By Katherine Lanpher

He's an iconic comedian, a best-selling author, and a bluegrass banjoist. She's an acclaimed singer-songwriter. But when Steve Martin and Edie Brickell initially starting collaborating, they had trouble doing it in the same room. Turns out these two industry veterans were equally ... shy.

Their first team effort -- a gorgeous passion project of an album titled "Love Has Come for You" (Rounder Records) -- was hatched at a birthday party for Brickell's husband, Paul Simon. "I went up to Steve and told him how much I loved his music," Brickell recalls. "He said he had a new tune, and I said, 'I want to make a song to that tune.'"

But Brickell, whose biggest hit has been the 1988 song "What I Am," found herself tongue-tied and mumbling when she began writing lyrics with him. "I couldn't calm my inner critic," she says. In turn, Martin felt "really, really intimidated" around Brickell.

Which is how the unorthodox collaboration began: "We decided to go away, separately make mistakes, be bad, and then come back with the finished product," Martin says.

He began sending Brickell compositions by e-mail. "When I heard his melodies, I would remember a part of my life that I'd left a long time ago," she says. "I'd be cooking, and absentmindedly sing along while the song played."

"You gained 25 pounds during this record," Martin teases.

Hooked on the "simplicity and quirky originality" of his tunes, Brickell says they "felt familiar, yet unlike anything I'd heard before." Martin felt a similar spark. "I'm exploring something that's been locked up inside the banjo, inside me, for 40 years," he says. "Edie somehow found a way to bring it out."

Once all 13 songs were written, the pair did finally have to work side by side in the recording studio, where Martin would lay down the track for Brickell to sing over.

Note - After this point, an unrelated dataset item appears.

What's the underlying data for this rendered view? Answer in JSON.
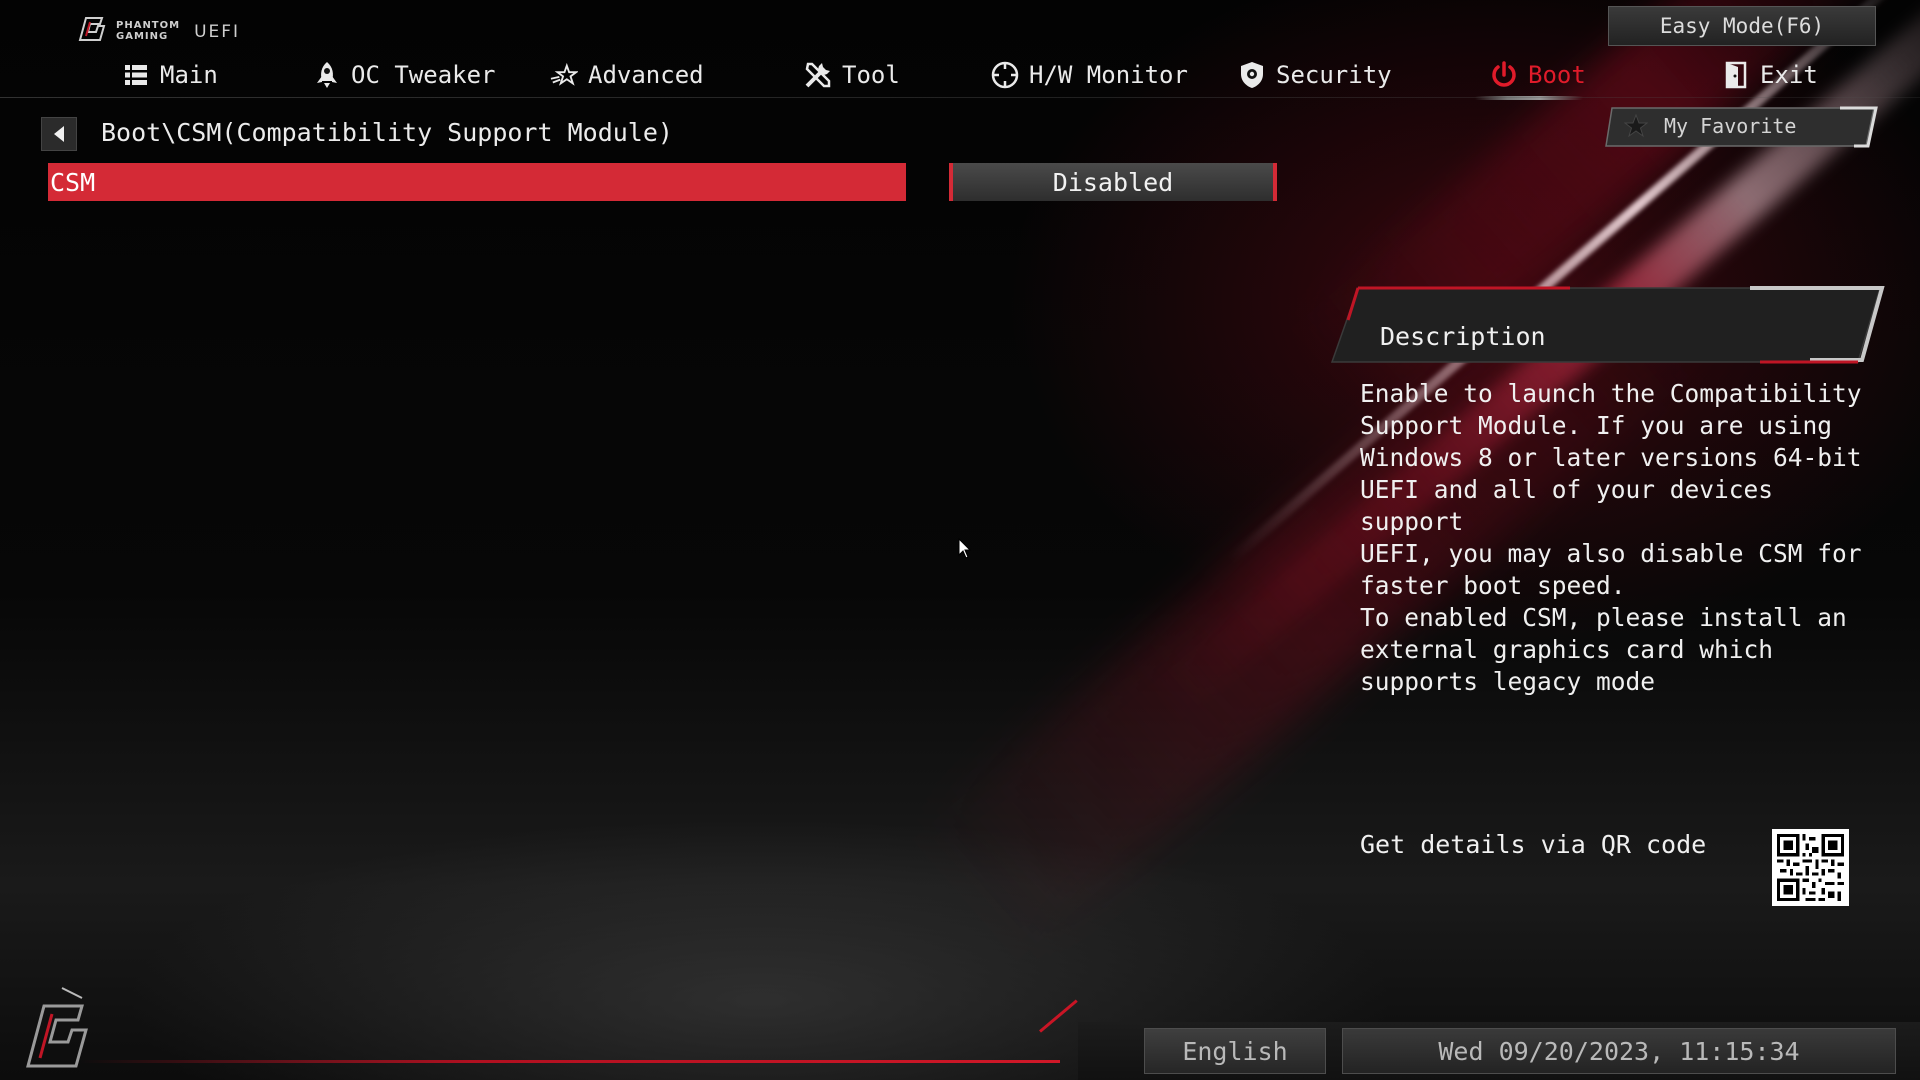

After her first take, she says, "the studio producer leaned into the microphone and said, 'That was great!' and then I heard Steve whisper, 'I didn't think so.'"

Brickell bubbles with laughter as Martin interjects. "That's not true!"

"You were joking," Brickell assures him. "And it was hilarious."

Beginning in May, Martin and Brickell took their live act of playful, rootsy songs on the road to cities along the East Coast and beyond. Let's hope the close contact doesn't keep them from producing a follow-up.